Le boycott européen : mythe et réalité

Cette étude du JCPA-CAPE a pour but d’expliquer le nouveau fléau du boycott d’Israël en Europe et de fournir un éventail d’arguments pour combattre la campagne politique de désinformation et de délégitimation orchestrée par les Palestiniens et initiée par des ONG, notamment avec le BDS (Boycott, Désinvestissement, Sanctions).

Il est peu probable que l’Union européenne (UE) toute entière adopte des sanctions contre Israël, mais il est possible qu’un groupe d’élus, un parlementaire européen ou un représentant officiel de l’un de ces pays soulève la question, à savoir pourquoi ne pas sanctionner la politique de l’Etat juif dans les Territoires ? Bien entendu, si des mouvements pro-palestiniens tel que le BDS exercent des pressions sur les autorités de Grande-Bretagne ou de France, par exemple, il est légitime que des groupes pro-israéliens fassent de même. Il ne peut y avoir deux poids deux mesures car le boycott est toujours à double tranchant.

Le BDS est en train de gagner du terrain ; de hauts-responsables israéliens prévoient que les mesures prises récemment par l’UE contre la coopération économique avec des entreprises israéliennes installées dans les Territoires pourraient s’élargir et s’appliquer à l’ensemble de l’Etat juif. Le Secrétaire d’Etat américain John Kerry a déjà averti que la campagne internationale contre Israël pourrait s’aggraver si le processus de paix n’enregistrait pas de progrès.

Au cours de ces dernières années, en particulier après l’opération « Plomb Durci » dans la bande de Gaza et l’arraisonnement de la flottille turque « Marmara », des initiatives ont été prises par les instances européennes pour condamner et sanctionner l’Etat d’Israël. En 2010, nous avons relevé 22 décisions de ce type et en 2011,69 ; mais la majorité écrasante n’a pas été appliquée. L’UE n’a pas non plus réussi à adopter de nouvelles sanctions contre l’Ukraine, prouvant que la politique étrangère européenne est complexe, souvent ambiguë. Elle laisse parfois la voie libre à des ONG et des mouvements ennemis de l’Etat d’Israël.
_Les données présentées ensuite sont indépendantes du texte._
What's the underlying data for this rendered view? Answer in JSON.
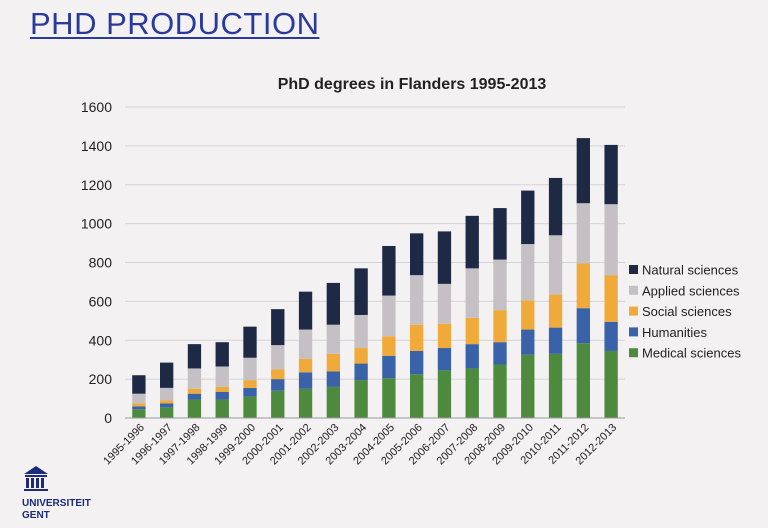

Soulignons que la politique de sécurité et de défense commune est clairement définie comme étant une plateforme pour mener à bien des relations politiques extérieures avec les États non-membres de l’UE. Les décisions sont prises à l’unanimité lors des réunions du Conseil des ministres ou par des chefs d’Etat et de gouvernement à Bruxelles. Elles sont ensuite mises en œuvre par les différentes instances et organisations des 28 pays de l’UE.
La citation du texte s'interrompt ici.